Dans le cas d'obligations au nominatif pur inscrites dans un compte-titres tenu par l'émetteur (ou un tiers mandaté par lui) ou dans un dispositif d'enregistrement électronique partagé, l'émetteur connait l'identité de chacun de ses obligataires et il est donc possible, sous conditions, de prévoir une clause d'agrément pour restreindre la négociabilité des obligations.

Un tel aménagement ne demeure toutefois possible qu'en l'absence d'admission aux négociations sur un marché dont les règles imposent – c'est généralement le cas – la libre négociabilité des obligations.

Liste blanche, liste grise et liste noire : le bon, la brute et le truand des cessionnaires

Les obligations étant négociables par nature, le contrat d'émission ne peut en interdire ou limiter significativement la cession. Lorsque les parties ont convenu d'y insérer une clause d'agrément, celle-ci prévoit usuellement (i) une liste "blanche" de cessionnaires autorisés, (ii) une liste "noire" de cessionnaires interdits et/ou (iii) pour les autres cessionnaires, une procédure d'autorisation préalable de l'émetteur lui permettant d'évaluer le cessionnaire pressenti (liste "grise").

En pratique, la liste "noire" est essentiellement constituée de concurrents de l'émetteur, de fonds d'investissement spéculatifs ou de personnes établies dans un Etat ou territoire non coopératif ou soumis à des sanctions.
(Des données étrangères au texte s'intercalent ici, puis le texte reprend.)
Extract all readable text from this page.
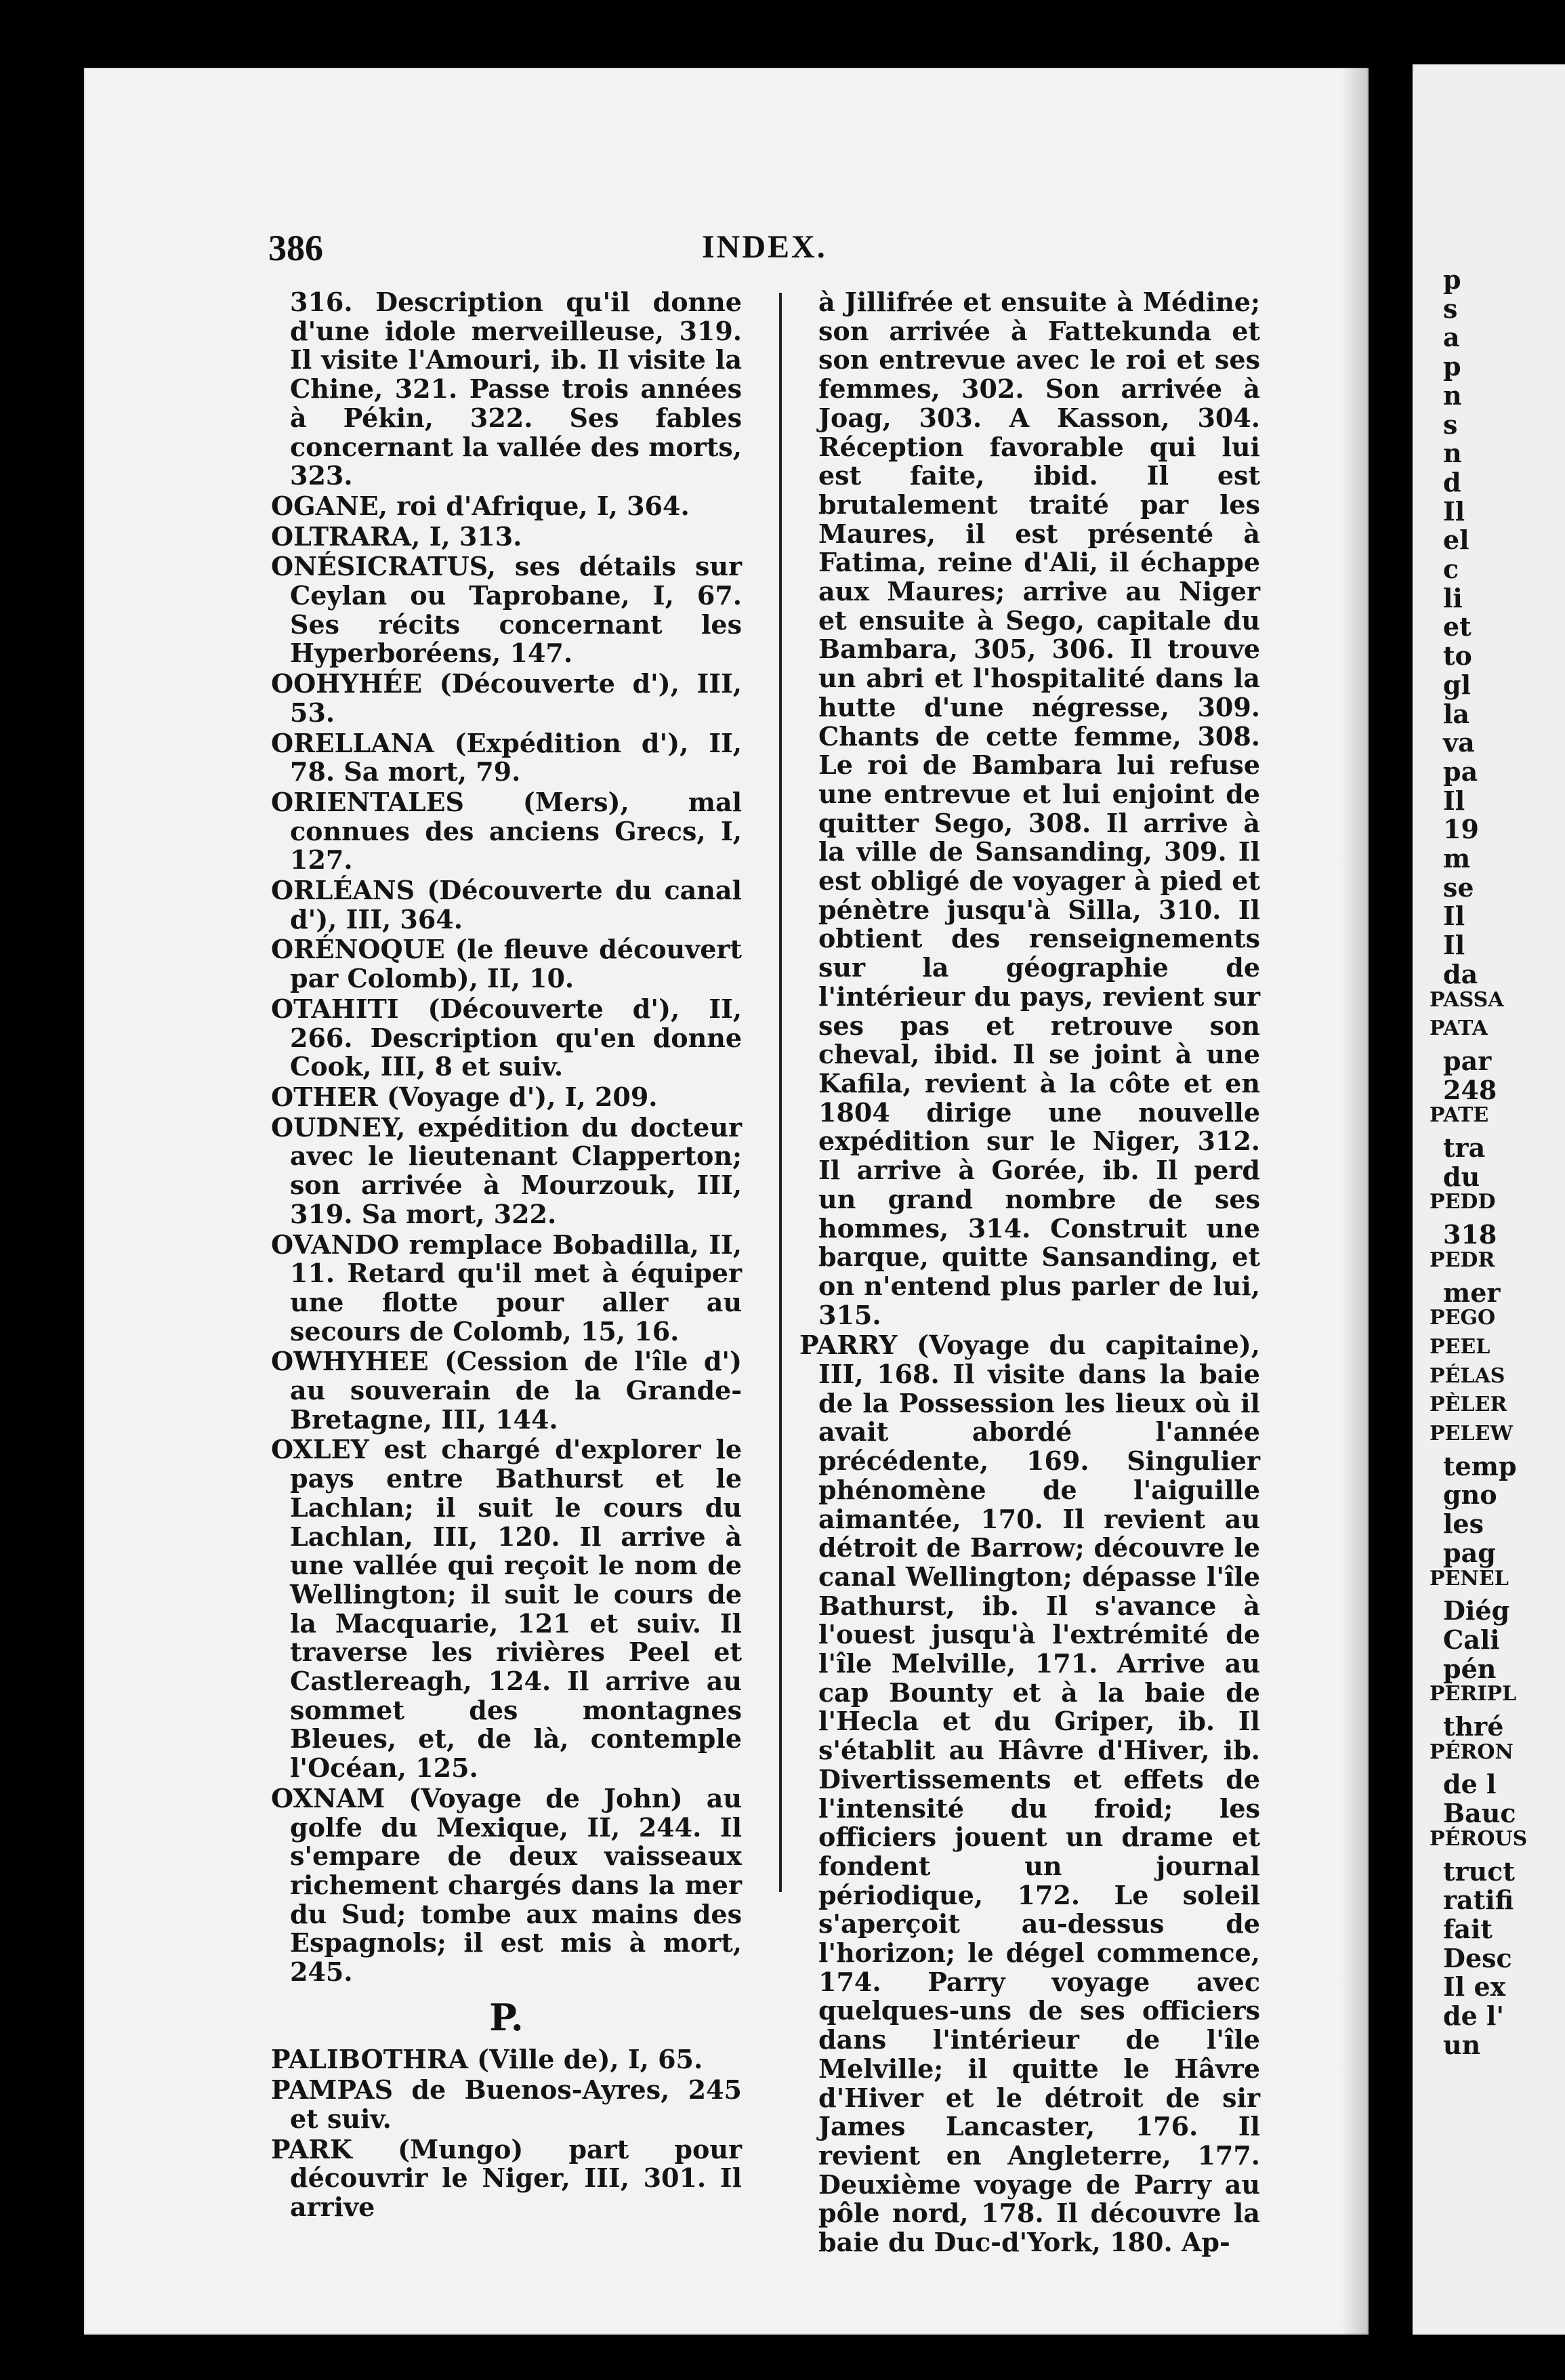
386	INDEX.

316. Description qu'il donne d'une idole merveilleuse, 319. Il visite l'Amouri, ib. Il visite la Chine, 321. Passe trois années à Pékin, 322. Ses fables concernant la vallée des morts, 323.

OGANE, roi d'Afrique, I, 364.

OLTRARA, I, 313.

ONÉSICRATUS, ses détails sur Ceylan ou Taprobane, I, 67. Ses récits concernant les Hyperboréens, 147.

OOHYHÉE (Découverte d'), III, 53.

ORELLANA (Expédition d'), II, 78. Sa mort, 79.

ORIENTALES (Mers), mal connues des anciens Grecs, I, 127.

ORLÉANS (Découverte du canal d'), III, 364.

ORÉNOQUE (le fleuve découvert par Colomb), II, 10.

OTAHITI (Découverte d'), II, 266. Description qu'en donne Cook, III, 8 et suiv.

OTHER (Voyage d'), I, 209.

OUDNEY, expédition du docteur avec le lieutenant Clapperton; son arrivée à Mourzouk, III, 319. Sa mort, 322.

OVANDO remplace Bobadilla, II, 11. Retard qu'il met à équiper une flotte pour aller au secours de Colomb, 15, 16.

OWHYHEE (Cession de l'île d') au souverain de la Grande-Bretagne, III, 144.

OXLEY est chargé d'explorer le pays entre Bathurst et le Lachlan; il suit le cours du Lachlan, III, 120. Il arrive à une vallée qui reçoit le nom de Wellington; il suit le cours de la Macquarie, 121 et suiv. Il traverse les rivières Peel et Castlereagh, 124. Il arrive au sommet des montagnes Bleues, et, de là, contemple l'Océan, 125.

OXNAM (Voyage de John) au golfe du Mexique, II, 244. Il s'empare de deux vaisseaux richement chargés dans la mer du Sud; tombe aux mains des Espagnols; il est mis à mort, 245.

P.

PALIBOTHRA (Ville de), I, 65.

PAMPAS de Buenos-Ayres, 245 et suiv.

PARK (Mungo) part pour découvrir le Niger, III, 301. Il arrive

à Jillifrée et ensuite à Médine; son arrivée à Fattekunda et son entrevue avec le roi et ses femmes, 302. Son arrivée à Joag, 303. A Kasson, 304. Réception favorable qui lui est faite, ibid. Il est brutalement traité par les Maures, il est présenté à Fatima, reine d'Ali, il échappe aux Maures; arrive au Niger et ensuite à Sego, capitale du Bambara, 305, 306. Il trouve un abri et l'hospitalité dans la hutte d'une négresse, 309. Chants de cette femme, 308. Le roi de Bambara lui refuse une entrevue et lui enjoint de quitter Sego, 308. Il arrive à la ville de Sansanding, 309. Il est obligé de voyager à pied et pénètre jusqu'à Silla, 310. Il obtient des renseignements sur la géographie de l'intérieur du pays, revient sur ses pas et retrouve son cheval, ibid. Il se joint à une Kafila, revient à la côte et en 1804 dirige une nouvelle expédition sur le Niger, 312. Il arrive à Gorée, ib. Il perd un grand nombre de ses hommes, 314. Construit une barque, quitte Sansanding, et on n'entend plus parler de lui, 315.

PARRY (Voyage du capitaine), III, 168. Il visite dans la baie de la Possession les lieux où il avait abordé l'année précédente, 169. Singulier phénomène de l'aiguille aimantée, 170. Il revient au détroit de Barrow; découvre le canal Wellington; dépasse l'île Bathurst, ib. Il s'avance à l'ouest jusqu'à l'extrémité de l'île Melville, 171. Arrive au cap Bounty et à la baie de l'Hecla et du Griper, ib. Il s'établit au Hâvre d'Hiver, ib. Divertissements et effets de l'intensité du froid; les officiers jouent un drame et fondent un journal périodique, 172. Le soleil s'aperçoit au-dessus de l'horizon; le dégel commence, 174. Parry voyage avec quelques-uns de ses officiers dans l'intérieur de l'île Melville; il quitte le Hâvre d'Hiver et le détroit de sir James Lancaster, 176. Il revient en Angleterre, 177. Deuxième voyage de Parry au pôle nord, 178. Il découvre la baie du Duc-d'York, 180. Ap-

p
s
a
p
n
s
n
d
Il
el
c
li
et
to
gl
la
va
pa
Il
19
m
se
Il
Il
da
PASSA
PATA
par
248
PATE
tra
du
PEDD
318
PEDR
mer
PEGO
PEEL
PÉLAS
PÈLER
PELEW
temp
gno
les
pag
PENEL
Diég
Cali
pén
PERIPL
thré
PÉRON
de l
Bauc
PÉROUS
truct
ratifi
fait
Desc
Il ex
de l'
un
Les critères d'identification des acquéreurs interdits doivent être définis et ne doivent pas résulter en une interdiction ou une limitation trop large des cessions.

La procédure d'autorisation préalable de la liste "grise" doit également être encadrée et l'émetteur ne devrait pas pouvoir refuser ou retarder une cession sans motif légitime, au risque de paralyser le caractère négociable de ses obligations. En dernier recours, si l'émetteur refuse la cession, il peut être prévu qu'il rachète ses propres obligations auprès du cédant.